Estaba Luisa envolviendo en un trapo el trozo de queso fresco que llevaba ese domingo para Ignacio y Faustino cuando su padre entró en la cocina.

—¿A dónde vas?

Su madre, atareada con la aguja, levantó la vista de la labor, alarmada. Su marido había dormido prácticamente todo el día, y no se había levantado siquiera para comer El hombre, que caminaba arrastrando un pie, presentaba un aspecto lamentable. La noche anterior, miembros de la Guardia Civil se presentaron en la casa para requerir su presencia en el cuartelillo.

—¿Para qué lo quieren? Mi marido no hizo nada.

—Señora, yo sólo cumplo órdenes. Vaya a preguntar al cuartel y allí le darán razón.

—Déjalos, Carmen. No habrán encontrado a otro a quien pegar.

Ni Luisa ni doña Carmen durmieron, aguardando su regreso. Al alborear, las venció el sueño sentadas en sendas banquetas, y no despertaron sino con el ruido de la puerta.

—¡Santo Dios!, ¿qué te han hecho?

—¡Déjame, mujer, cagüenmimantu! ¿Dónde está el coñac?

Con la botella en la mano, cojeando y los ojos prácticamente cerrados por los golpes, se encerró en la habitación. Esa tarde, su aspecto era mucho peor.

—Voy a La Colonia, padre. A llevar comida a Faustino. ¿Quiere algo para él?

El hombre, hosco, no contestó. Salió fuera de la casa y, al regresar, murmuró:

—Me cago en Dios, meo sangre.

Doña Carmen vigiló nerviosa la carretera.

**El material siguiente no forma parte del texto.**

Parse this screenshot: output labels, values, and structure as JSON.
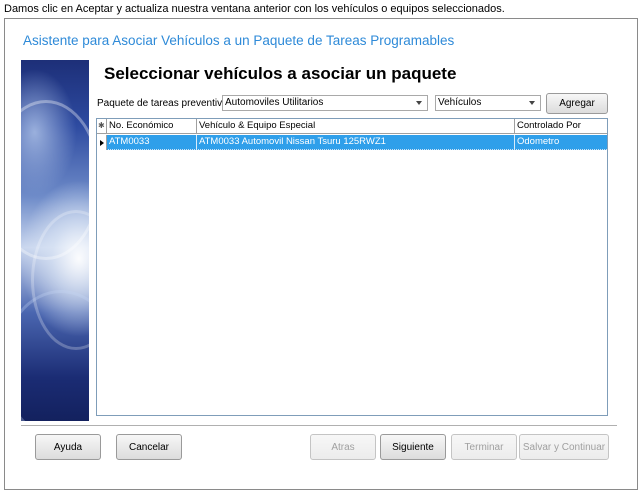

—No blasfemes, José Antonio, por Dios te lo pido. No sabemos quién puede oírte.

José Antonio la ignoró y se dejó caer pesadamente en una silla, desde donde estudió los movimientos de su hija.

Doña Carmen le había guardado un plato de berzas. Tras calentarlo sobre la cocina de carbón que languidecía, se lo sirvió, junto con un vaso de vino. José Antonio se concentró en la comida, pero al rato, dirigiéndose a Luisa, comentó:

—Vas muy arreglada para ir a ver a tu hermano.

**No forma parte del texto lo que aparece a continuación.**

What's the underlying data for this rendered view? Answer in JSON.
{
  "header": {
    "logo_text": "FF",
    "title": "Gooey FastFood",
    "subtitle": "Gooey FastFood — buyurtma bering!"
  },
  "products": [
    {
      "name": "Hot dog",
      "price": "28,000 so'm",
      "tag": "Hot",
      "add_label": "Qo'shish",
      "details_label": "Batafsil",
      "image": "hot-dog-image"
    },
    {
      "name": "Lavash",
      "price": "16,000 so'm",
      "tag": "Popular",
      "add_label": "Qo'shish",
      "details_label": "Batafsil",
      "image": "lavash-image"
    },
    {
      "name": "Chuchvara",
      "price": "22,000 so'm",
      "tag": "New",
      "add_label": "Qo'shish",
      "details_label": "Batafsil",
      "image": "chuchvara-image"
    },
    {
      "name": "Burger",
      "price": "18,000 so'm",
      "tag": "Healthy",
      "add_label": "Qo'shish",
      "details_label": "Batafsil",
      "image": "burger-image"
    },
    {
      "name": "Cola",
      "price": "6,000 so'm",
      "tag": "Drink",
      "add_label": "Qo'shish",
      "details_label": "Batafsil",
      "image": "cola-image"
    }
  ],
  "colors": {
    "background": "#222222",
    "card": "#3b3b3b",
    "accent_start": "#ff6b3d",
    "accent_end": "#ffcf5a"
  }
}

La joven se puso roja como la grana y buscó el auxilio de su madre, pero su padre pareció desentenderse de ella y volver a concentrarse en la comida. Con presteza, la joven acabó de atar la bolsa, cogió los zapatos de tacón que llevaría en la mano y, después de besar a su madre, se despidió:

—Con su permiso, padre, me voy, que se me hace tarde.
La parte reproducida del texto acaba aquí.